NYXmag olarak, onun dünyasına biraz daha yakından bakmak istedik. İlham kaynaklarından şehirle kurduğu bağa, yazma ritüellerinden karakter yaratımına kadar uzanan samimi bir sohbette; Özlem Topaloğlu Özdemir’in iç dünyasına ve edebi yolculuğuna birlikte adım atıyoruz. Hazırsanız, kahvenizi alın ve bu ilham verici sohbetin tadını çıkarın.
Fīlius’un dünyasına adım attığımızda kendimizi hem büyülü hem de tanıdık bir evrende buluyoruz. Bu güçlü anlatımın arkasında nasıl bir yaratım süreci yatıyor? Nereden başladı bu hikâye yolculuğu?

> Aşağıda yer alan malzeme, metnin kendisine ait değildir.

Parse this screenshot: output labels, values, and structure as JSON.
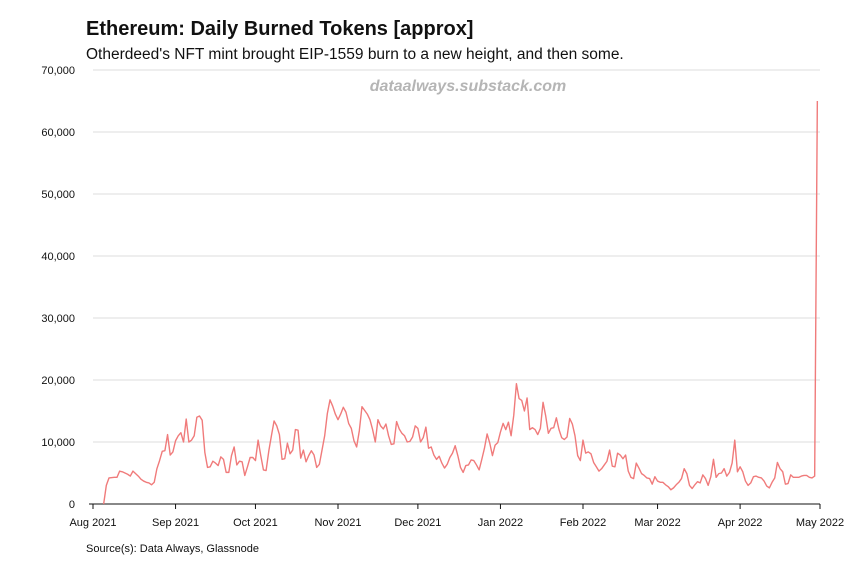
{
  "chart_data": {
    "type": "line",
    "title": "Ethereum: Daily Burned Tokens [approx]",
    "subtitle": "Otherdeed's NFT mint brought EIP-1559 burn to a new height, and then some.",
    "watermark": "dataalways.substack.com",
    "source": "Source(s): Data Always, Glassnode",
    "xlabel": "",
    "ylabel": "",
    "ylim": [
      0,
      70000
    ],
    "xlim": [
      "2021-08-01",
      "2022-05-01"
    ],
    "yticks": [
      0,
      10000,
      20000,
      30000,
      40000,
      50000,
      60000,
      70000
    ],
    "ytick_labels": [
      "0",
      "10,000",
      "20,000",
      "30,000",
      "40,000",
      "50,000",
      "60,000",
      "70,000"
    ],
    "xticks": [
      "2021-08-01",
      "2021-09-01",
      "2021-10-01",
      "2021-11-01",
      "2021-12-01",
      "2022-01-01",
      "2022-02-01",
      "2022-03-01",
      "2022-04-01",
      "2022-05-01"
    ],
    "xtick_labels": [
      "Aug 2021",
      "Sep 2021",
      "Oct 2021",
      "Nov 2021",
      "Dec 2021",
      "Jan 2022",
      "Feb 2022",
      "Mar 2022",
      "Apr 2022",
      "May 2022"
    ],
    "grid": true,
    "line_color": "#f07b7b",
    "series": [
      {
        "points": [
          [
            "2021-08-05",
            0
          ],
          [
            "2021-08-06",
            3000
          ],
          [
            "2021-08-07",
            4200
          ],
          [
            "2021-08-09",
            4300
          ],
          [
            "2021-08-10",
            4300
          ],
          [
            "2021-08-11",
            5300
          ],
          [
            "2021-08-12",
            5200
          ],
          [
            "2021-08-13",
            5000
          ],
          [
            "2021-08-14",
            4800
          ],
          [
            "2021-08-15",
            4500
          ],
          [
            "2021-08-16",
            5300
          ],
          [
            "2021-08-17",
            4900
          ],
          [
            "2021-08-18",
            4500
          ],
          [
            "2021-08-19",
            4000
          ],
          [
            "2021-08-20",
            3700
          ],
          [
            "2021-08-21",
            3500
          ],
          [
            "2021-08-22",
            3400
          ],
          [
            "2021-08-23",
            3100
          ],
          [
            "2021-08-24",
            3500
          ],
          [
            "2021-08-25",
            5700
          ],
          [
            "2021-08-26",
            7000
          ],
          [
            "2021-08-27",
            8500
          ],
          [
            "2021-08-28",
            8600
          ],
          [
            "2021-08-29",
            11200
          ],
          [
            "2021-08-30",
            7900
          ],
          [
            "2021-08-31",
            8400
          ],
          [
            "2021-09-01",
            10200
          ],
          [
            "2021-09-02",
            11000
          ],
          [
            "2021-09-03",
            11500
          ],
          [
            "2021-09-04",
            10000
          ],
          [
            "2021-09-05",
            13700
          ],
          [
            "2021-09-06",
            10000
          ],
          [
            "2021-09-07",
            10300
          ],
          [
            "2021-09-08",
            11000
          ],
          [
            "2021-09-09",
            14000
          ],
          [
            "2021-09-10",
            14200
          ],
          [
            "2021-09-11",
            13500
          ],
          [
            "2021-09-12",
            8300
          ],
          [
            "2021-09-13",
            5900
          ],
          [
            "2021-09-14",
            6000
          ],
          [
            "2021-09-15",
            6900
          ],
          [
            "2021-09-16",
            6600
          ],
          [
            "2021-09-17",
            6200
          ],
          [
            "2021-09-18",
            7600
          ],
          [
            "2021-09-19",
            7200
          ],
          [
            "2021-09-20",
            5100
          ],
          [
            "2021-09-21",
            5100
          ],
          [
            "2021-09-22",
            7800
          ],
          [
            "2021-09-23",
            9200
          ],
          [
            "2021-09-24",
            6300
          ],
          [
            "2021-09-25",
            6900
          ],
          [
            "2021-09-26",
            6800
          ],
          [
            "2021-09-27",
            4600
          ],
          [
            "2021-09-28",
            6000
          ],
          [
            "2021-09-29",
            7500
          ],
          [
            "2021-09-30",
            7500
          ],
          [
            "2021-10-01",
            7000
          ],
          [
            "2021-10-02",
            10300
          ],
          [
            "2021-10-03",
            7800
          ],
          [
            "2021-10-04",
            5500
          ],
          [
            "2021-10-05",
            5400
          ],
          [
            "2021-10-06",
            8500
          ],
          [
            "2021-10-07",
            11000
          ],
          [
            "2021-10-08",
            13400
          ],
          [
            "2021-10-09",
            12600
          ],
          [
            "2021-10-10",
            11200
          ],
          [
            "2021-10-11",
            7200
          ],
          [
            "2021-10-12",
            7300
          ],
          [
            "2021-10-13",
            9800
          ],
          [
            "2021-10-14",
            8100
          ],
          [
            "2021-10-15",
            8700
          ],
          [
            "2021-10-16",
            12000
          ],
          [
            "2021-10-17",
            11900
          ],
          [
            "2021-10-18",
            7400
          ],
          [
            "2021-10-19",
            8700
          ],
          [
            "2021-10-20",
            6800
          ],
          [
            "2021-10-21",
            7800
          ],
          [
            "2021-10-22",
            8600
          ],
          [
            "2021-10-23",
            7900
          ],
          [
            "2021-10-24",
            5900
          ],
          [
            "2021-10-25",
            6400
          ],
          [
            "2021-10-26",
            8700
          ],
          [
            "2021-10-27",
            11000
          ],
          [
            "2021-10-28",
            14600
          ],
          [
            "2021-10-29",
            16800
          ],
          [
            "2021-10-30",
            15800
          ],
          [
            "2021-10-31",
            14500
          ],
          [
            "2021-11-01",
            13600
          ],
          [
            "2021-11-02",
            14500
          ],
          [
            "2021-11-03",
            15600
          ],
          [
            "2021-11-04",
            14800
          ],
          [
            "2021-11-05",
            13000
          ],
          [
            "2021-11-06",
            12200
          ],
          [
            "2021-11-07",
            10200
          ],
          [
            "2021-11-08",
            9200
          ],
          [
            "2021-11-09",
            11800
          ],
          [
            "2021-11-10",
            15700
          ],
          [
            "2021-11-11",
            15100
          ],
          [
            "2021-11-12",
            14500
          ],
          [
            "2021-11-13",
            13600
          ],
          [
            "2021-11-14",
            12000
          ],
          [
            "2021-11-15",
            10000
          ],
          [
            "2021-11-16",
            13600
          ],
          [
            "2021-11-17",
            12600
          ],
          [
            "2021-11-18",
            12100
          ],
          [
            "2021-11-19",
            12900
          ],
          [
            "2021-11-20",
            11000
          ],
          [
            "2021-11-21",
            9600
          ],
          [
            "2021-11-22",
            9700
          ],
          [
            "2021-11-23",
            13300
          ],
          [
            "2021-11-24",
            12100
          ],
          [
            "2021-11-25",
            11400
          ],
          [
            "2021-11-26",
            11000
          ],
          [
            "2021-11-27",
            10000
          ],
          [
            "2021-11-28",
            10100
          ],
          [
            "2021-11-29",
            10800
          ],
          [
            "2021-11-30",
            12600
          ],
          [
            "2021-12-01",
            12200
          ],
          [
            "2021-12-02",
            10000
          ],
          [
            "2021-12-03",
            10700
          ],
          [
            "2021-12-04",
            12400
          ],
          [
            "2021-12-05",
            9000
          ],
          [
            "2021-12-06",
            9200
          ],
          [
            "2021-12-07",
            7900
          ],
          [
            "2021-12-08",
            7200
          ],
          [
            "2021-12-09",
            7700
          ],
          [
            "2021-12-10",
            6600
          ],
          [
            "2021-12-11",
            5800
          ],
          [
            "2021-12-12",
            6400
          ],
          [
            "2021-12-13",
            7500
          ],
          [
            "2021-12-14",
            8200
          ],
          [
            "2021-12-15",
            9400
          ],
          [
            "2021-12-16",
            7800
          ],
          [
            "2021-12-17",
            5900
          ],
          [
            "2021-12-18",
            5100
          ],
          [
            "2021-12-19",
            6200
          ],
          [
            "2021-12-20",
            6300
          ],
          [
            "2021-12-21",
            7100
          ],
          [
            "2021-12-22",
            7000
          ],
          [
            "2021-12-23",
            6300
          ],
          [
            "2021-12-24",
            5500
          ],
          [
            "2021-12-25",
            7200
          ],
          [
            "2021-12-26",
            9000
          ],
          [
            "2021-12-27",
            11300
          ],
          [
            "2021-12-28",
            9800
          ],
          [
            "2021-12-29",
            7800
          ],
          [
            "2021-12-30",
            9500
          ],
          [
            "2021-12-31",
            9900
          ],
          [
            "2022-01-01",
            11600
          ],
          [
            "2022-01-02",
            13000
          ],
          [
            "2022-01-03",
            12000
          ],
          [
            "2022-01-04",
            13200
          ],
          [
            "2022-01-05",
            11000
          ],
          [
            "2022-01-06",
            14300
          ],
          [
            "2022-01-07",
            19400
          ],
          [
            "2022-01-08",
            17000
          ],
          [
            "2022-01-09",
            16700
          ],
          [
            "2022-01-10",
            15000
          ],
          [
            "2022-01-11",
            17100
          ],
          [
            "2022-01-12",
            12000
          ],
          [
            "2022-01-13",
            12300
          ],
          [
            "2022-01-14",
            12000
          ],
          [
            "2022-01-15",
            11200
          ],
          [
            "2022-01-16",
            12200
          ],
          [
            "2022-01-17",
            16400
          ],
          [
            "2022-01-18",
            14200
          ],
          [
            "2022-01-19",
            11400
          ],
          [
            "2022-01-20",
            12200
          ],
          [
            "2022-01-21",
            12300
          ],
          [
            "2022-01-22",
            13900
          ],
          [
            "2022-01-23",
            12000
          ],
          [
            "2022-01-24",
            10700
          ],
          [
            "2022-01-25",
            10400
          ],
          [
            "2022-01-26",
            10800
          ],
          [
            "2022-01-27",
            13800
          ],
          [
            "2022-01-28",
            12900
          ],
          [
            "2022-01-29",
            11000
          ],
          [
            "2022-01-30",
            7800
          ],
          [
            "2022-01-31",
            7000
          ],
          [
            "2022-02-01",
            10300
          ],
          [
            "2022-02-02",
            8200
          ],
          [
            "2022-02-03",
            8400
          ],
          [
            "2022-02-04",
            8100
          ],
          [
            "2022-02-05",
            6700
          ],
          [
            "2022-02-06",
            6000
          ],
          [
            "2022-02-07",
            5300
          ],
          [
            "2022-02-08",
            5700
          ],
          [
            "2022-02-09",
            6300
          ],
          [
            "2022-02-10",
            6900
          ],
          [
            "2022-02-11",
            8700
          ],
          [
            "2022-02-12",
            6100
          ],
          [
            "2022-02-13",
            6000
          ],
          [
            "2022-02-14",
            8200
          ],
          [
            "2022-02-15",
            7900
          ],
          [
            "2022-02-16",
            7300
          ],
          [
            "2022-02-17",
            7900
          ],
          [
            "2022-02-18",
            5300
          ],
          [
            "2022-02-19",
            4300
          ],
          [
            "2022-02-20",
            4100
          ],
          [
            "2022-02-21",
            6600
          ],
          [
            "2022-02-22",
            5800
          ],
          [
            "2022-02-23",
            4900
          ],
          [
            "2022-02-24",
            4600
          ],
          [
            "2022-02-25",
            4200
          ],
          [
            "2022-02-26",
            4100
          ],
          [
            "2022-02-27",
            3200
          ],
          [
            "2022-02-28",
            4400
          ],
          [
            "2022-03-01",
            3700
          ],
          [
            "2022-03-02",
            3500
          ],
          [
            "2022-03-03",
            3500
          ],
          [
            "2022-03-04",
            3100
          ],
          [
            "2022-03-05",
            2800
          ],
          [
            "2022-03-06",
            2300
          ],
          [
            "2022-03-07",
            2600
          ],
          [
            "2022-03-08",
            3100
          ],
          [
            "2022-03-09",
            3500
          ],
          [
            "2022-03-10",
            4100
          ],
          [
            "2022-03-11",
            5700
          ],
          [
            "2022-03-12",
            4900
          ],
          [
            "2022-03-13",
            3000
          ],
          [
            "2022-03-14",
            2500
          ],
          [
            "2022-03-15",
            3100
          ],
          [
            "2022-03-16",
            3600
          ],
          [
            "2022-03-17",
            3400
          ],
          [
            "2022-03-18",
            4700
          ],
          [
            "2022-03-19",
            4100
          ],
          [
            "2022-03-20",
            3000
          ],
          [
            "2022-03-21",
            4400
          ],
          [
            "2022-03-22",
            7200
          ],
          [
            "2022-03-23",
            4300
          ],
          [
            "2022-03-24",
            4900
          ],
          [
            "2022-03-25",
            5000
          ],
          [
            "2022-03-26",
            5700
          ],
          [
            "2022-03-27",
            4500
          ],
          [
            "2022-03-28",
            5100
          ],
          [
            "2022-03-29",
            6600
          ],
          [
            "2022-03-30",
            10300
          ],
          [
            "2022-03-31",
            5200
          ],
          [
            "2022-04-01",
            6000
          ],
          [
            "2022-04-02",
            5200
          ],
          [
            "2022-04-03",
            3700
          ],
          [
            "2022-04-04",
            3000
          ],
          [
            "2022-04-05",
            3400
          ],
          [
            "2022-04-06",
            4400
          ],
          [
            "2022-04-07",
            4500
          ],
          [
            "2022-04-08",
            4300
          ],
          [
            "2022-04-09",
            4200
          ],
          [
            "2022-04-10",
            3700
          ],
          [
            "2022-04-11",
            2900
          ],
          [
            "2022-04-12",
            2600
          ],
          [
            "2022-04-13",
            3500
          ],
          [
            "2022-04-14",
            4200
          ],
          [
            "2022-04-15",
            6700
          ],
          [
            "2022-04-16",
            5700
          ],
          [
            "2022-04-17",
            5200
          ],
          [
            "2022-04-18",
            3200
          ],
          [
            "2022-04-19",
            3300
          ],
          [
            "2022-04-20",
            4700
          ],
          [
            "2022-04-21",
            4300
          ],
          [
            "2022-04-22",
            4300
          ],
          [
            "2022-04-23",
            4300
          ],
          [
            "2022-04-24",
            4500
          ],
          [
            "2022-04-25",
            4600
          ],
          [
            "2022-04-26",
            4600
          ],
          [
            "2022-04-27",
            4300
          ],
          [
            "2022-04-28",
            4200
          ],
          [
            "2022-04-29",
            4500
          ],
          [
            "2022-04-30",
            65000
          ]
        ]
      }
    ]
  }
}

Aslında yazarlık sürecim kalemi elime alıp yazmayı öğrendiğim günden bu yana devam ediyor, yazar olma düşüncem ise çok uzun yıllardır aklımda olan bir süreç. Bu sürece adım atmak için ise bilgi ve donanım olarak da hazır olmayı bekledim. Uzun bir süre ne anlatmak istediğime karar vermekle geçti. Bu süreçte de bol bol kendimi ve düşüncelerimi dinledim. Yazarlığın, bireyselde yaptığım iyilikleri kitlesele taşımanın bir yolu olabileceğini düşündüm. İyi insanların çok fazla ayrıştığını, bölündüğünü ve zayıfladığını görmek beni mutsuz ediyordu. Yazdığım kitapla dünyadaki iyi insanları, özellikle de mücadeleci kadınları kucaklayarak kolektif bir iyilik mücadelesi yaratma konusunda harekete geçebileceğimizi düşündüm. İçimdeki eyleme geçme dürtüsü beni derin bir araştırmaya, çalışmaya ve tüm dünyaya hitap edebilecek bu kitabı yazmaya itti.
Yazarken sizi en çok besleyen şey ne oluyor? Sessiz bir kahve köşesi mi, şehir sokaklarındaki gözlemler mi, yoksa iç dünyandaki derinlikler mi?
Yazarken beni en çok besleyen şey müzik oluyor, hem odaklanmamı hem de kendimi sürece tamamen kaptırmamı sağlıyor. Kahve ise her zaman destekçi ama çay başrolde 🙂 Benim türümde bir kitap yazıyorsanız insanları derinlemesine gözlemlemek, çok fazla gezmek, görmek, okumak ve yeni yerler keşfetmek vazgeçilmeziniz olur. Tabi bunların yanı sıra iç dünyamda yolculuğa çıkmak kurgusal yerler ve olaylar yaratmak, bu kurguların içerisinde kaybolmak da harika bir his.
Karakterler hem güçlü hem de kırılgan yönleriyle dikkat çekiyor. Onlara hayat verirken kendi deneyimlerinizden veya etrafınızdaki kadınlardan ilham alıyor musunuz?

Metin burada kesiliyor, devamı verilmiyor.